My thought had been to make a create_data_loader(model, **kwargs) -> DataLoader
helper that abstracts away DataLoader construction. We would then add data_loader: Union[DataLoader, Dict[str, Any]]
as a keyword to the MD subroutine, which would internally call create_data_loader(mll.model, **data_loader)
when data_loader
is passed as a dict.
A typical call pattern might then look something like:
fit_gpytorch_mll(mll, data_loader={"batch_size": 128})
@j-wilson Okay, so if you all think a rewrite of fit_gpytorch_torch
is warranted, maybe the right solution here is something in the middle, where we add a top level _fit_approximategp_stochastic
because then we can use the dispatcher to typecheck that the mll is an ApproximateMLL and the model is an approximate model.

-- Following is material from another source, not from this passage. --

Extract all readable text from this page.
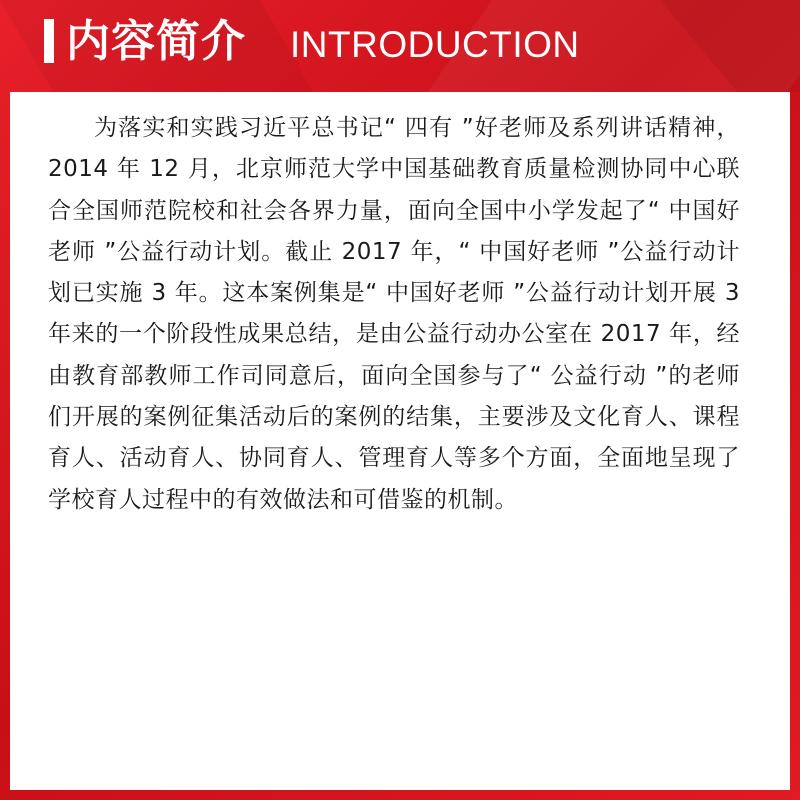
内容简介 INTRODUCTION

为落实和实践习近平总书记“ 四有 ”好老师及系列讲话精神，2014 年 12 月，北京师范大学中国基础教育质量检测协同中心联合全国师范院校和社会各界力量，面向全国中小学发起了“ 中国好老师 ”公益行动计划。截止 2017 年，“ 中国好老师 ”公益行动计划已实施 3 年。这本案例集是“ 中国好老师 ”公益行动计划开展 3 年来的一个阶段性成果总结，是由公益行动办公室在 2017 年，经由教育部教师工作司同意后，面向全国参与了“ 公益行动 ”的老师们开展的案例征集活动后的案例的结集，主要涉及文化育人、课程育人、活动育人、协同育人、管理育人等多个方面，全面地呈现了学校育人过程中的有效做法和可借鉴的机制。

Then, both _fit_approximategp_stochastic
and _fit_fallback
end up calling fit_gpytorch_torch
(or scipy for the latter), but _fit_approximategp_stochastic
enables batch size < N functionality, while _fit_fallback
throws a warning if batch_size is user specified < N, with the warning saying the types didn't match well enough for the dispatcher, so we're doing full batch?

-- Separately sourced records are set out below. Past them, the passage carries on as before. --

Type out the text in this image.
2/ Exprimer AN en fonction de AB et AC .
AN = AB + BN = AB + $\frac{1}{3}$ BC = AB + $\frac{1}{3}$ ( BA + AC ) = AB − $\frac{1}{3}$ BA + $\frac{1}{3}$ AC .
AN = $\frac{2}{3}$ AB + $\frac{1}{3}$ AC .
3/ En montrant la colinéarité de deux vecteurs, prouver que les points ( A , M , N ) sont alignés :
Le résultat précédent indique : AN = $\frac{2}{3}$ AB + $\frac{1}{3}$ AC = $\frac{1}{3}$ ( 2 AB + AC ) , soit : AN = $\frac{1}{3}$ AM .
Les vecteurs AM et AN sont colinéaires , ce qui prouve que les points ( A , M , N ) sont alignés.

@jacobrgardner Up for discussion. A naive implementation would probably see data_loader
as a _fit_approximategp_stochastic
-specific keyword argument that gets ignored by other fit_gpytorch_mll
subroutines.
it probably makes sense to assume by default that the user wants to do some kind of stochastic optimization if they're going to the trouble of using a variational approximate GP specifically
Not sure if that's a safe assumption :). As @saitcakmak said, in AEPsych we pretty much exclusively do full-batch small-data fit_gpytorch_model
with ApproximateGP
(mainly here https://github.com/facebookresearch/aepsych/blob/main/aepsych/models/base.py#L423). Most of what we use VI for is non-Gaussian likelihoods (bernoulli, categorical etc), not big data. It's not a huge deal for us to change our calls but in my experience, the scipy optimizer is dramatically faster when it works, and I wouldn't want to default for new users to be some flavor of SGD on small data. I don't think when I started using gpytorch/botorch I would've known to switch optimizers for our setting.
So my vote would be to either [a] retain the full batch with SAA default and warn if the data is too large, or [b] have a sensible user-adjustable cutoff to switch between the fitting strategies (similarly to how gpytorch switches between cholesky and CG for solves and logdets). I think I'd prefer [b] over [a], we'd just need to tune the cutoff.
Hi folks. I've put together a PR (#1439) that implements the above. This ended up being a larger change than I had originally anticipated, but hopefully people will agree that these are the "right" changes (or at least trending in that direction).
The best course of action in terms of balancing the specific functionality requested here with the overall design seemed to be to introduce a loss closure abstraction. This allows us to abstract away things like DataLoaders, while also enabling the user to specify custom routines for evaluating their loss functions.
I haven't tested this yet, but I'm hopeful that we'll be able to use e.g. torch.jit.script
to compile these closures and expedite training.
I'm hopeful that we'll be able to use e.g. torch.jit.script to compile these closures and expedite training.
Sam has been having some good success using torchdynamo/torchinductor, would be interesting to see what this does here.